While on the island of Santorini in the Aegean Sea, I took a boat around a volcano that is still growing by 15 cm a year. The surrounding islands were actually part of one central volcano. The volcano erupted about 3,600 years ago causing it to collapse in on itself creating the circular island group seen today. The landscape is a mixture of lava rocks. I've brought some home for our science shelf. We can even give a bit of pumice to Georgia the chinchilla for her dust bath!
The Volcanic Center Island in the Santorini, Greece Caldera
Farmers their land on the Island of Santorini to prevent erosion.
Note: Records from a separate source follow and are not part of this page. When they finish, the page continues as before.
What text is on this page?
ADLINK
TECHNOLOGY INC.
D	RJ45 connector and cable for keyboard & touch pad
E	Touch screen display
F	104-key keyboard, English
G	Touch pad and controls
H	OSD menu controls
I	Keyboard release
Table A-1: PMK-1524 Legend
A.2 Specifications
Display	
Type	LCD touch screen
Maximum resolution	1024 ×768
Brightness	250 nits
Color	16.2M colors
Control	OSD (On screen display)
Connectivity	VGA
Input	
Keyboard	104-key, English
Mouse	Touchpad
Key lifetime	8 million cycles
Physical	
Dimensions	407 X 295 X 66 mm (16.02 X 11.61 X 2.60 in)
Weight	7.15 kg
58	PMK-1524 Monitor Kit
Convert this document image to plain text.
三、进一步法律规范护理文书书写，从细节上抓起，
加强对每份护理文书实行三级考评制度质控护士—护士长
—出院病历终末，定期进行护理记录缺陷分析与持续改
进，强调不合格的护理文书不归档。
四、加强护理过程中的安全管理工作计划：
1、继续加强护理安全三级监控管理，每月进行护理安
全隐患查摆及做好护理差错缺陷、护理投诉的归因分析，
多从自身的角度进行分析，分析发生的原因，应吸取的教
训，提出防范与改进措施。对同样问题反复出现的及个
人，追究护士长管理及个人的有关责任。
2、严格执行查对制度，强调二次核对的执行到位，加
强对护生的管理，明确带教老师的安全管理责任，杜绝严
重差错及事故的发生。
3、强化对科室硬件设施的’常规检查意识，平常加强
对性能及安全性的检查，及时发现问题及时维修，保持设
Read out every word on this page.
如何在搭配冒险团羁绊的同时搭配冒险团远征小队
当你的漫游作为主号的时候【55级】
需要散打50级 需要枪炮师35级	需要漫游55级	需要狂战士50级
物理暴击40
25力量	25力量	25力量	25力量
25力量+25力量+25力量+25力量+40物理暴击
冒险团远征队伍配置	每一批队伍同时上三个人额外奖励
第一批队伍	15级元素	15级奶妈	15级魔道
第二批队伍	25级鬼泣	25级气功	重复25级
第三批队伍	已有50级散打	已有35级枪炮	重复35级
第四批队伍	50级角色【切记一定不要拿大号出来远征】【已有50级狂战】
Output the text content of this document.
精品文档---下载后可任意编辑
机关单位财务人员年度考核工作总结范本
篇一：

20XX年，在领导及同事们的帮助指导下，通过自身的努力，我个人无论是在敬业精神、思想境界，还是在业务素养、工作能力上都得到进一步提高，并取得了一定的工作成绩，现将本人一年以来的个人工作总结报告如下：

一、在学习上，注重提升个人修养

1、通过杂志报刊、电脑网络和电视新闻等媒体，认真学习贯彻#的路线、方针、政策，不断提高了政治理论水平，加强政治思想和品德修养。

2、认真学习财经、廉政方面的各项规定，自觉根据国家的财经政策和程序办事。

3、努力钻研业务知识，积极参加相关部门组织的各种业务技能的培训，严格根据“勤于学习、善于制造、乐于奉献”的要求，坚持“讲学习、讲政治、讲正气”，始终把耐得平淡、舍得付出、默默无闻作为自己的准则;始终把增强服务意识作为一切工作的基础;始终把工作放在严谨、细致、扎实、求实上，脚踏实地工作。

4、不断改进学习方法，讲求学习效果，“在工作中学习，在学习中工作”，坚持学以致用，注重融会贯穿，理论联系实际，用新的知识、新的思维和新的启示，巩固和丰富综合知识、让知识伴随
In Athens, the capital of Greece, I spent some time exploring the ancient ruins located on the Acropolis. A major reconstruction effort is happening to save one of the most famous temples found there, the Parthenon. Thousands of years (it was completed in 432 BC) of weathering has damaged much of it. Slowly but surely this breath-taking building raising above the city once again.
Here I am admiring the weathered ancient wonders of the Acropolis in Athens, Greece!
I also enjoyed a few hours wandering the Acropolis Museum. I thought that ancient Greek statues were simply intended to be beautiful white marble, but now archeologists are finding that some were painted beautiful colors by the artists who created them! The paint used on these sculptures was created using ground up rocks and minerals like azurite and malachite. Perhaps you may wish to make some of your own paint from rocks...HERE is one way to do it.
I hope you are enjoying your Spring Break as well! I can't wait to hear how you spent your time off...especially if you came across some unexpected examples of science (or math) concepts we've studied.